Amazon's Alexa has undergone its biggest overhaul since it debuted over a decade ago.
On Wednesday, Amazon said it was offering Alexa a new brain powered by generative artificial intelligence. An update called Alexa+ is set up to help Virtual Assistant recommends booking concert tickets, adjusting calendars, and delivering food. Alexa+ is included with customers who spend $19.99 a month or pay for Amazon's Prime Membership Program. It will unfold next month.
“Up to this moment, at this moment, we have been limited by technology,” Panos Panay, head of devices at Amazon, told a media event. “Alexa+ is a reliable assistant who can help you do your life and your home.”
With the changes, Amazon aims to keep up with the generated AI for everyday users. Although the Seattle company has made up for the loss of time in AI products and services it sells to businesses and other organizations over the past few months, the grip of consumer AI products has become narrower. The Alexa upgrade, first teased in 2023, is Amazon's biggest bet on being a power for consumer AI
This move also serves as an opportunity to restart Alexa. This is perceived to have fallen behind other virtual assistants. Alexa's growth in the US in recent years It's generally stagnant, relying on your assistant for only a few key tasks, such as setting a timer, playing music, asking questions about weather and sports scores, according to research firm Consumer Intelligence Research Partners.
At Wednesday's event, Panay and other Amazon executives showed how Alexa+ could do those things in a more personalized way. They said Alexa+ could identify who is talking and know what preferences they like, such as their favorite sports team, musicians, food and more. Also, a device equipped with Alexa+ suggested restaurants, book Opentable reservations, order Uber, and send calendar invitations.

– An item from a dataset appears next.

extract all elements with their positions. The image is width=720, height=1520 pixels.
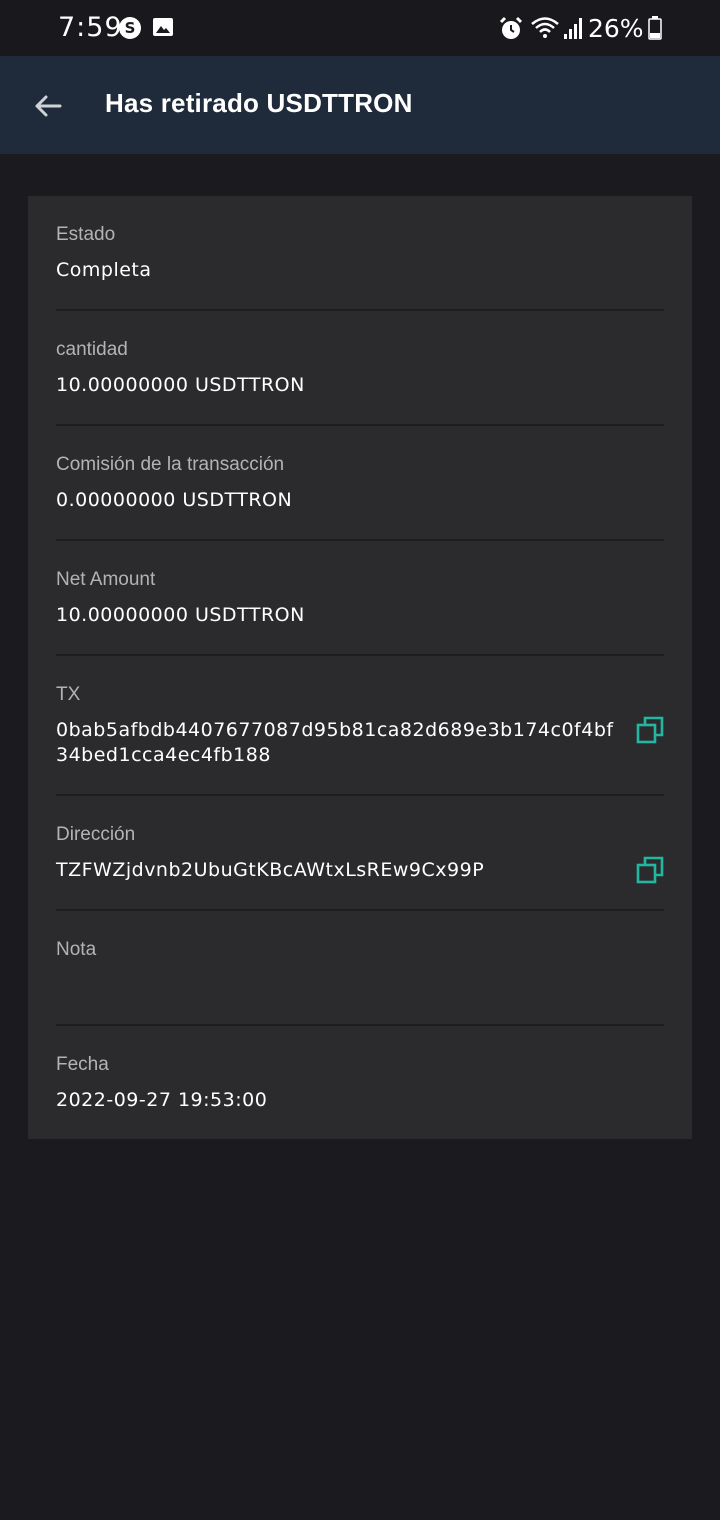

The creator of Amazon founder Jeff Bezos, Alexa made her debut in 2014 and surprised people with her ability to respond to verbal demands and translate them into actions. It has become a symbol of Amazon's innovation. For many years, the company has highlighted devices connected to Alexa, including echo speakers, connected microwaves, wall clocks, and twerking teddy bears.
But there have been wild experiments since Bezos stepped down as Amazon's CEO in 2021 and handed over the company to longtime executive Andy Jassie. Jassy was curtailed at Amazon's expense, killing projects that appear to be overseeing obvious outlook and layoffs. In 2023, he hired Microsoft executive Panay to oversee the device.

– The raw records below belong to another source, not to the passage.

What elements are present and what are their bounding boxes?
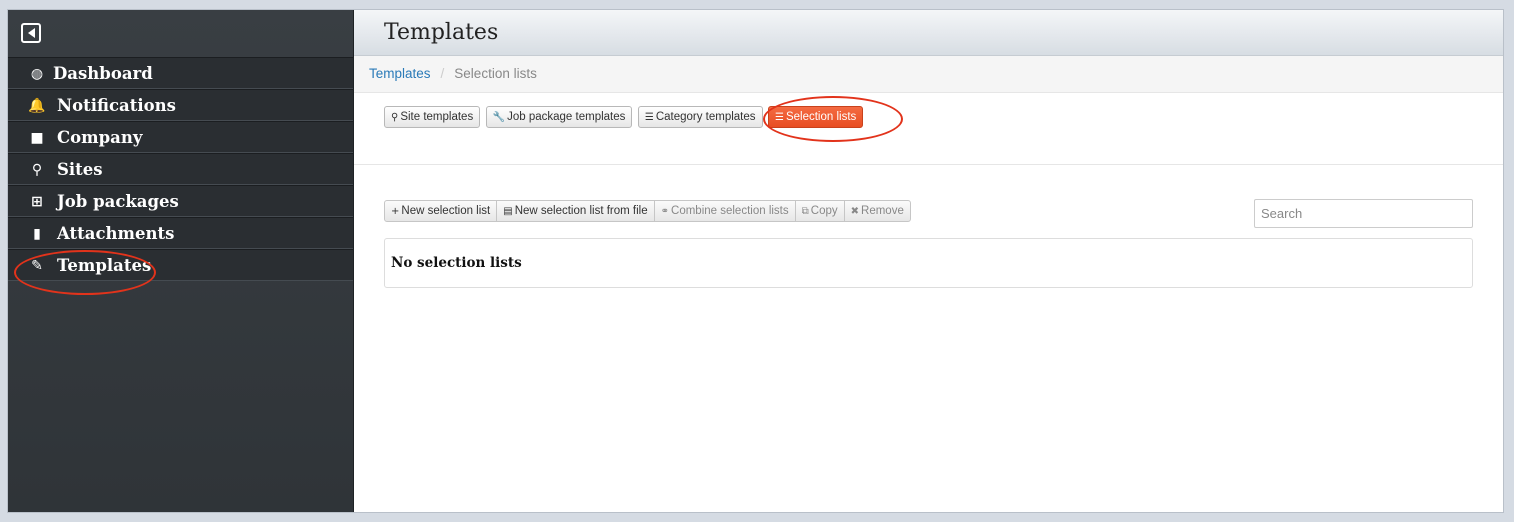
sidebar-item-sites[interactable]: ⚲ Sites bbox=[8, 153, 353, 185]
list-icon: ☰ bbox=[774, 112, 784, 123]
search-input[interactable] bbox=[1254, 199, 1473, 228]
button-label: Remove bbox=[861, 205, 904, 217]
sidebar-item-job-packages[interactable]: ⊞ Job packages bbox=[8, 185, 353, 217]
list-icon: ☰ bbox=[644, 112, 654, 123]
tab-label: Site templates bbox=[400, 111, 474, 123]
sidebar-item-notifications[interactable]: 🔔 Notifications bbox=[8, 89, 353, 121]
bell-icon: 🔔 bbox=[28, 98, 46, 114]
button-label: Combine selection lists bbox=[671, 205, 789, 217]
sidebar-item-templates[interactable]: ✎ Templates bbox=[8, 249, 353, 281]
sidebar-item-label: Dashboard bbox=[53, 64, 153, 83]
template-type-tabs: ⚲ Site templates 🔧 Job package templates ☰… bbox=[384, 106, 864, 128]
sidebar-item-dashboard[interactable]: ◍ Dashboard bbox=[8, 57, 353, 89]
page-header: Templates bbox=[354, 10, 1503, 56]
sidebar-header bbox=[8, 10, 353, 57]
sidebar-item-label: Company bbox=[57, 128, 143, 147]
sidebar-item-label: Sites bbox=[57, 160, 103, 179]
copy-button[interactable]: ⧉ Copy bbox=[794, 200, 845, 222]
empty-state-text: No selection lists bbox=[391, 255, 522, 271]
page-title: Templates bbox=[384, 20, 499, 45]
tab-label: Category templates bbox=[655, 111, 756, 123]
close-icon: ✖ bbox=[850, 206, 860, 217]
collapse-sidebar-icon[interactable] bbox=[21, 23, 41, 43]
map-marker-icon: ⚲ bbox=[31, 162, 43, 178]
tab-selection-lists[interactable]: ☰ Selection lists bbox=[767, 106, 864, 128]
sidebar-item-label: Attachments bbox=[57, 224, 175, 243]
breadcrumb-separator: / bbox=[440, 66, 445, 81]
file-icon: ▮ bbox=[33, 226, 41, 242]
sidebar-item-label: Templates bbox=[57, 256, 152, 275]
tab-category-templates[interactable]: ☰ Category templates bbox=[637, 106, 763, 128]
map-marker-icon: ⚲ bbox=[391, 112, 399, 123]
copy-icon: ⧉ bbox=[801, 206, 809, 217]
button-label: Copy bbox=[810, 205, 838, 217]
dashboard-icon: ◍ bbox=[30, 66, 44, 82]
tab-site-templates[interactable]: ⚲ Site templates bbox=[384, 106, 481, 128]
combine-selection-lists-button[interactable]: ⚭ Combine selection lists bbox=[653, 200, 796, 222]
main-content: Templates Templates / Selection lists ⚲ Sit… bbox=[354, 10, 1503, 512]
selection-list-toolbar: + New selection list ▤ New selection list … bbox=[384, 200, 911, 222]
app-window: ◍ Dashboard 🔔 Notifications ■ Company ⚲ … bbox=[7, 9, 1504, 513]
remove-button[interactable]: ✖ Remove bbox=[843, 200, 911, 222]
sidebar-item-attachments[interactable]: ▮ Attachments bbox=[8, 217, 353, 249]
sidebar: ◍ Dashboard 🔔 Notifications ■ Company ⚲ … bbox=[8, 10, 354, 512]
link-icon: ⚭ bbox=[660, 206, 670, 217]
briefcase-icon: ■ bbox=[30, 130, 44, 146]
wrench-icon: 🔧 bbox=[492, 112, 506, 123]
sidebar-item-label: Notifications bbox=[57, 96, 176, 115]
new-selection-list-button[interactable]: + New selection list bbox=[384, 200, 498, 222]
sidebar-item-label: Job packages bbox=[57, 192, 179, 211]
tab-job-package-templates[interactable]: 🔧 Job package templates bbox=[485, 106, 633, 128]
selection-lists-panel: No selection lists bbox=[384, 238, 1473, 288]
breadcrumb-templates-link[interactable]: Templates bbox=[369, 66, 431, 81]
file-text-icon: ▤ bbox=[503, 206, 513, 217]
sitemap-icon: ⊞ bbox=[31, 194, 43, 210]
new-selection-list-from-file-button[interactable]: ▤ New selection list from file bbox=[496, 200, 655, 222]
button-label: New selection list from file bbox=[514, 205, 648, 217]
breadcrumb-current: Selection lists bbox=[454, 66, 537, 81]
plus-icon: + bbox=[391, 206, 400, 217]
tab-label: Selection lists bbox=[785, 111, 857, 123]
tab-label: Job package templates bbox=[507, 111, 626, 123]
button-label: New selection list bbox=[401, 205, 491, 217]
pencil-icon: ✎ bbox=[31, 258, 43, 274]
breadcrumb: Templates / Selection lists bbox=[354, 56, 1503, 93]
sidebar-item-company[interactable]: ■ Company bbox=[8, 121, 353, 153]
section-divider bbox=[354, 164, 1503, 165]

Panay's greatest responsibility was to bring generative AI to ALEXA and unlock all the intimate assistant promises that Amazon had long imagined. Shortly after Panay began, Amazon said it was rebuilding Alexa's brain with technology that supported Openai's ChatGpt chatbot.
“All re-records of Alexa happened,” Panay said Wednesday.

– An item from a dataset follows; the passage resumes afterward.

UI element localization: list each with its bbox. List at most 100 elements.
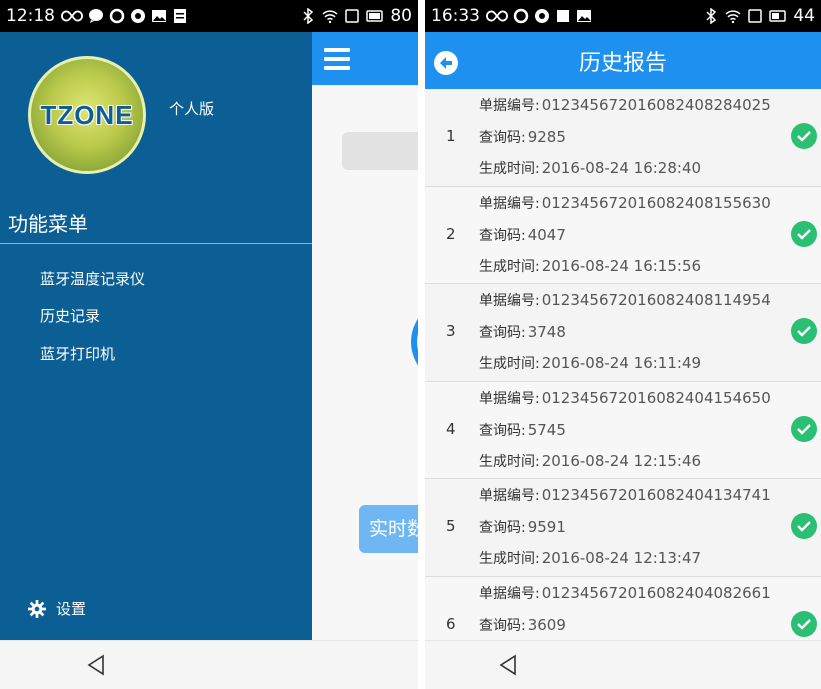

When Amazon worked on an update to Alexa, its competitors jumped over it. For example, ChatGpt can hold extended, detailed conversations, and some people develop emotional and even sexual relationships with AI personas.
(New York Times sued Openai and its partner Microsoft, alleging that it was copyright infringed on news content related to AI systems. The company denied the claim.)
It was not easy to bring generated AI into Alexa. Because virtual assistants face challenges that chatbots don't. Alexa, for example, may serve multiple users in a household, so you need to distinguish who is speaking.
Amazon also wants Alexa to be at the heart of people's lives and connect to multiple smart devices, but this is complicated. Rohit Prasad, who heads the development of Amazon's AI systems, said in an interview last year there are 23 different devices, like smart bulbs controlled through the Alexa system.
“Every day, it's reliable and it's very difficult to do it right,” he said.
Generated AI is also plagued when “hastisation” or when AI systems provide misinformation. Customers must see Alexa as a trusted assistant, as Alexa interacts with the real world, where he plays songs, orders products, and turns off alarms, Prasad said.
“We can't afford the hallucination rate that can occur if we run a light switch,” he said.